La storia sfuma in leggenda. O, forse, viceversa. Il castello, le botole, la sala torture, i baldacchini, i camini quasi a tutta parete. Gradara, la Rocca e quasi il cielo sotto. Il camerino che fu preparato per Lucrezia Borgia. Le scale, i camminamenti, l’odore della pietra. Sbarre antiche, paesaggi rimasti uguali. Ieri che sembra affacciarsi adesso. Eppure tutto, ogni passo, è prologo. Finché non si arriva ed entra in quella stanza. Sì, l’arredamento non è quello originale, lo stesso meraviglioso vestito che accoglie è un dono della stilista Alberta Ferretti e riproduce quello che Elenora Duse indossò nella “Francesca da Rimini” di Gabriele D’Annunzio. La vicenda stessa di Paolo e Francesca nella realtà non è poi romantica quanto quella tramandata nel quinto canto del suo Inferno da Dante prima e poi da Boccaccio nel suo commento alla Divina Commedia.

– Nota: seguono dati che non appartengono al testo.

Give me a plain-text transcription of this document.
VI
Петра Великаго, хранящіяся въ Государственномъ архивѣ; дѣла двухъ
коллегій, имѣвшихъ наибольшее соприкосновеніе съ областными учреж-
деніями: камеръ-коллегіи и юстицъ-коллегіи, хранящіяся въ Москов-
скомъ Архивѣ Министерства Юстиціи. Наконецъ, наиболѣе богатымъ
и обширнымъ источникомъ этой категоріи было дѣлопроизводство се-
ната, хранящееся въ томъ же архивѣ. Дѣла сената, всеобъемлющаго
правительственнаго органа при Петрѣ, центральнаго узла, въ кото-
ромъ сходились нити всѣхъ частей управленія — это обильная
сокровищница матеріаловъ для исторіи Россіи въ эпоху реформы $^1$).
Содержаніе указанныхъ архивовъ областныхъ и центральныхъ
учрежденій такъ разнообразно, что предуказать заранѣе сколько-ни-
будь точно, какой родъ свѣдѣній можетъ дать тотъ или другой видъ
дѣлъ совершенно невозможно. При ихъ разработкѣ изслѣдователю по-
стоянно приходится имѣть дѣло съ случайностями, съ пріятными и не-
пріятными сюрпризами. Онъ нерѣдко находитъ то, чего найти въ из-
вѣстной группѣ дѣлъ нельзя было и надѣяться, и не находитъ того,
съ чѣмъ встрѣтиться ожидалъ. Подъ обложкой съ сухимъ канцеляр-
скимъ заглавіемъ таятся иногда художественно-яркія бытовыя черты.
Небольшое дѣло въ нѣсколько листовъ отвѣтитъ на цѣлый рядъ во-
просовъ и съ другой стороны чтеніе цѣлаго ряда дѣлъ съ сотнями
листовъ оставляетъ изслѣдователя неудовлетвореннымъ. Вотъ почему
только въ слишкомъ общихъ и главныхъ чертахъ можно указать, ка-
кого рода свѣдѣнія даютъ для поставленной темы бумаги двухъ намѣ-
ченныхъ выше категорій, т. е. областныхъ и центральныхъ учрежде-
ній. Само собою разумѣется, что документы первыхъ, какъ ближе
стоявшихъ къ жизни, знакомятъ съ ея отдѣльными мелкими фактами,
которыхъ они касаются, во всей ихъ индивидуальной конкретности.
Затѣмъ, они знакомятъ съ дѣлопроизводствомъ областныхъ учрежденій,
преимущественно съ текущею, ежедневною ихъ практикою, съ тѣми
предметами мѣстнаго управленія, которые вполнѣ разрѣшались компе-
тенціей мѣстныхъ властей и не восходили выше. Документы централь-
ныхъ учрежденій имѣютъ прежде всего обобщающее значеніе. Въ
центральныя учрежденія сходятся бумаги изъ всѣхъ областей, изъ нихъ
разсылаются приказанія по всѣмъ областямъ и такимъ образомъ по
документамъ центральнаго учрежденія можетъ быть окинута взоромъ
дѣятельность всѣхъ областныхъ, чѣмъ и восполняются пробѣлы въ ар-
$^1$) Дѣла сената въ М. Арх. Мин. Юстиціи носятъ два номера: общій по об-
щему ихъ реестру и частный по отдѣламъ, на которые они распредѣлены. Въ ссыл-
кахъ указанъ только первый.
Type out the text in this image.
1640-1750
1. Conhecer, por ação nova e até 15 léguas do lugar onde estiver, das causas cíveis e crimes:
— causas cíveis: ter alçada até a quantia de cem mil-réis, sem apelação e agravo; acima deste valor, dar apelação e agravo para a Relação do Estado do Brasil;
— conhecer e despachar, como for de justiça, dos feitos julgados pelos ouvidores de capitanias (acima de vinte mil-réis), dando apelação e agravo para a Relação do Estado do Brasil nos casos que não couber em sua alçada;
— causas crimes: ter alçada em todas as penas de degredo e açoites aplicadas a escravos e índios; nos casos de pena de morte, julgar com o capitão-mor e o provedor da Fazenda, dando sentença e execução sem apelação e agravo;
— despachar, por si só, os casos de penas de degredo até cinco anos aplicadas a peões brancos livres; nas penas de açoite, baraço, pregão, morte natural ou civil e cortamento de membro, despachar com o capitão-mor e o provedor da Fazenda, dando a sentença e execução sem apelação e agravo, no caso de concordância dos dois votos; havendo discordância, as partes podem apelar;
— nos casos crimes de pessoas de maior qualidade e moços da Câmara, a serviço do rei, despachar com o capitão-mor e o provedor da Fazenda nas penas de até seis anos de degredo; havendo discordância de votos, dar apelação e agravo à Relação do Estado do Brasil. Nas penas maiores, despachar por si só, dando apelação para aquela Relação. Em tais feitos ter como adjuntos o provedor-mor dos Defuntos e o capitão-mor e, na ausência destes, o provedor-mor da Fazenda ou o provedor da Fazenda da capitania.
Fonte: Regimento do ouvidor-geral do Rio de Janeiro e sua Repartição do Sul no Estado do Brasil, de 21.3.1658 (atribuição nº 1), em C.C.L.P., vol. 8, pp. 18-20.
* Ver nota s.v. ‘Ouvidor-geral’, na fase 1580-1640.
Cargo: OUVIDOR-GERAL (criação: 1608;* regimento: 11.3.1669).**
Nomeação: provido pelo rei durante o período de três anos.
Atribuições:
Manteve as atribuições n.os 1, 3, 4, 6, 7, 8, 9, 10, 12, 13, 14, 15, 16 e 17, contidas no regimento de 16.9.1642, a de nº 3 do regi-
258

No, non importa. Quella è la stanza dove si diedero un «casto bacio». Dove Giangiotto, marito di lei (che l'aveva sposato dopo essere stata tragicamente ingannata) e fratello di Paolo, li passò a fil di spada un giorno del settembre 1289. Non importa la verità storica, se ci si affaccia in una specie di sogno scoperto sui banchi di scuola. Se in quella stanza quasi si trattiene il respiro, si cammina in punta di piedi. Mentre tornano in mente le parole di Dante, quando incontra la donna: «E cominciai: “Francesca, i tuoi martìri a lagrimar mi fanno tristo e pio”». Il suo «amor, ch’a nullo amato amar perdona». Poi Dante stesso che infine, colpito, turbato, cade per l’emozione: «Mentre che l’uno spirto questo disse, l’altro piangea; sì che di pietade io venni men così com’io morisse». Ed è vero che destina all’inferno le anime di Francesca e Paolo, però lasciando che vaghino insieme, così, almeno, da non dover patire la solitudine eterna.
Fuori, usciti, il fossato, altra storia da scoprire, un borgo piccolo e ufficialmente tra «i più belli d’Italia» (in provincia di Pesaro Urbino), negozietti di mille souvenir che ricordano i due amanti o tempi assai lontani. Mentre risuonano ancora parole di quel quinto canto: «Poeta - è Dante che si rivolge a Virgilio - volontieri parlerei a quei due che ’nsieme vanno, e paion sì al vento esser leggeri».